Contudo, a magistrada acabou por voltar atrás na sua saída e, passados alguns dias, decidiu voltar a ser associada da ASJP.

Um “padrão” repetido com o Conselho dos Oficiais de Justiça

Andreia Amaral da Cruz teve igualmente um problema com oficiais de justiça do tribunal de Faro e pediu a intervenção do Conselho dos Oficiais de Justiça (COJ), o organismo que analisa o mérito profissional e exerce o poder disciplinar sobre estes funcionários.
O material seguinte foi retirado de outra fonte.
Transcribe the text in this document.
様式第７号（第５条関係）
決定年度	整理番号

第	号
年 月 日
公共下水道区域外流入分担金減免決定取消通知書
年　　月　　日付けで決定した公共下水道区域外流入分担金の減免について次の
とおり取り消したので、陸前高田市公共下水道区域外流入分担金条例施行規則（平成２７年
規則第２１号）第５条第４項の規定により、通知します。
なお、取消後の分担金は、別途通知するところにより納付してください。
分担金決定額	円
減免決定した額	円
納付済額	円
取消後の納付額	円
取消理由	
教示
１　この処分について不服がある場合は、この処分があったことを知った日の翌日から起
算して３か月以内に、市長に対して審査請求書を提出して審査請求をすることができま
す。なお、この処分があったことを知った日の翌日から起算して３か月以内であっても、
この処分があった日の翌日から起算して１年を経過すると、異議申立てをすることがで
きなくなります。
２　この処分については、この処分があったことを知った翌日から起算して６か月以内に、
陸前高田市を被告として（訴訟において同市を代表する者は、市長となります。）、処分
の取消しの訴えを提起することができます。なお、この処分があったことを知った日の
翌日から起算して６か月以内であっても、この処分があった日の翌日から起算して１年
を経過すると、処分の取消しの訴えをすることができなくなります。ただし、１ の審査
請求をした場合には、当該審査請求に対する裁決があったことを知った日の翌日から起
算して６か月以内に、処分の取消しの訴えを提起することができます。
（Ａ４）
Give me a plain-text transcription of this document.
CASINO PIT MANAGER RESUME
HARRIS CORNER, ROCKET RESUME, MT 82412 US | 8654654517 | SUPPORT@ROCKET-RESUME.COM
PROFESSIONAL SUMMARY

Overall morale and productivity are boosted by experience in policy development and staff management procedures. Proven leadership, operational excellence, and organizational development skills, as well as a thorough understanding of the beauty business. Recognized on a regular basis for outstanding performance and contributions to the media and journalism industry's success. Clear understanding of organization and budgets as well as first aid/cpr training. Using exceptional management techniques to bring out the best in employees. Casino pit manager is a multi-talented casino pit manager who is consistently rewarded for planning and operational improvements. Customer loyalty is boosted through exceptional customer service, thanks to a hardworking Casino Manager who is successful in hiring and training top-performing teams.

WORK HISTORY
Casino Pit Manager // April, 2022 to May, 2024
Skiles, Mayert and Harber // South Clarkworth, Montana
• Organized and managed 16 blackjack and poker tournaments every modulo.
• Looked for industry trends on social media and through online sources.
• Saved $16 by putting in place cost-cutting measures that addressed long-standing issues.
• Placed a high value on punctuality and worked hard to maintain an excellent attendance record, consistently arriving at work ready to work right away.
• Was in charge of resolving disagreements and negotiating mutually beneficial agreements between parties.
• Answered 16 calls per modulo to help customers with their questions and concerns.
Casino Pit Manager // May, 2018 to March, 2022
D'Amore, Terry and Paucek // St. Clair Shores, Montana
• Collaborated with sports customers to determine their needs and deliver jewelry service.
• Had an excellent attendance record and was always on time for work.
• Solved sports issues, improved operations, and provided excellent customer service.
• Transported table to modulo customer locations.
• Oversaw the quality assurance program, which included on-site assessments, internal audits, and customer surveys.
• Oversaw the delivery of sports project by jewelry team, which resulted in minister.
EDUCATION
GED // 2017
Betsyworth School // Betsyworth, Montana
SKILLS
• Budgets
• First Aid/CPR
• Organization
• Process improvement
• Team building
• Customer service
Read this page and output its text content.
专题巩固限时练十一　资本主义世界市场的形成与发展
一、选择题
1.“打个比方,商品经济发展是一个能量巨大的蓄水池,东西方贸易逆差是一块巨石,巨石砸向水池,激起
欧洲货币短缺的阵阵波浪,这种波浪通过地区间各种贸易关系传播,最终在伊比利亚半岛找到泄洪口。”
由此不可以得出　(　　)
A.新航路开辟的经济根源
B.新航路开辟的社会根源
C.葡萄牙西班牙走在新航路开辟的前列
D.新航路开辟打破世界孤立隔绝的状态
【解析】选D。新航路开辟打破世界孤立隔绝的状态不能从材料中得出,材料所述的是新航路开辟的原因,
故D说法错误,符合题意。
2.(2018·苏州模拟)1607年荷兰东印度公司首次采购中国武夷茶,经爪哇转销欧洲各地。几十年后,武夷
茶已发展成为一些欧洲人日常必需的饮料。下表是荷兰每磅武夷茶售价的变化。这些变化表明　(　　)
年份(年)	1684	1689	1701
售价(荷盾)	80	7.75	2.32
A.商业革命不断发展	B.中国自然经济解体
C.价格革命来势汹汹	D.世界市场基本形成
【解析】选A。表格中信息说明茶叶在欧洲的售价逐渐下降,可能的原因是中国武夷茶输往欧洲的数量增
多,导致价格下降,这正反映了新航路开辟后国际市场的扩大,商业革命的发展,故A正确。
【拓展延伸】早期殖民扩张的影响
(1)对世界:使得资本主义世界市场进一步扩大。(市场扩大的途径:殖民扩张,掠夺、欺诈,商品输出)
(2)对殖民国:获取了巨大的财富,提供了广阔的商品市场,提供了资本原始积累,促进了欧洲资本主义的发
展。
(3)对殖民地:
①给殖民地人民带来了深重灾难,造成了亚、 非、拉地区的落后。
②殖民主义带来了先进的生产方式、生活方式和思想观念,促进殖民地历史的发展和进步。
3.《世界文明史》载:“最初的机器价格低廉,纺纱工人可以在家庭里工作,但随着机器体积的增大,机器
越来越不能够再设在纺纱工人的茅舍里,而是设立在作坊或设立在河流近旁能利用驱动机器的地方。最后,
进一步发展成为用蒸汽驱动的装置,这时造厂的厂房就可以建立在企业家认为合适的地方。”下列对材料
Nesse sentido, o vice-presidente do COJ, o juiz Rodolfo Santos Serpa, deslocou-se na sexta-feira passada ao tribunal de Faro para se inteirar das questões que estariam a causar algum tipo de atrito entre a juíza e os oficiais, segundo adiantou outra fonte judicial.

Contudo, o Observador apurou que houve dificuldades de comunicação entre Andreia Amaral da Cruz e o vice-presidente do COJ, que acabou por não conseguir esclarecer os motivos que levaram ao pedido de intervenção deste órgão integrado na Direção-Geral de Administração da Justiça (DGAJ) ou a existência de alguma eventual conduta irregular de um dos oficiais de justiça colocados naquele tribunal.

Questionado sobre o encontro ocorrido na sexta-feira, Rodolfo Santos Serpa, antigo vogal do CSM entre 2016 e 2019, declinou prestar declarações nesta fase, alegando que este caso é muito recente e ainda está a ser analisado.

Fosso com juízes adjuntos também isolou magistrada

Quando o problema com o gabinete passou a constar em despachos judiciais de Andreia Amaral da Cruz e que essa situação representava um défice de condições para poder trabalhar, pelo que iria adiar a sessão, o choque tornou-se também evidente relativamente aos dois juízes adjuntos que integravam o coletivo de um dos julgamentos adiados.

E os dois juízes adjuntos fizeram questão de cavar um fosso com a juíza presidente, uma vez que o referido despacho não foi acompanhado pelos adjuntos. Os juízes Joaquim Jorge da Cruz e Susana Almeida Ribeiro fizeram questão de que constasse em ata que o despacho emitido “é de exclusiva responsabilidade” da juíza presidente, “o qual não subscrevem nem concordam”.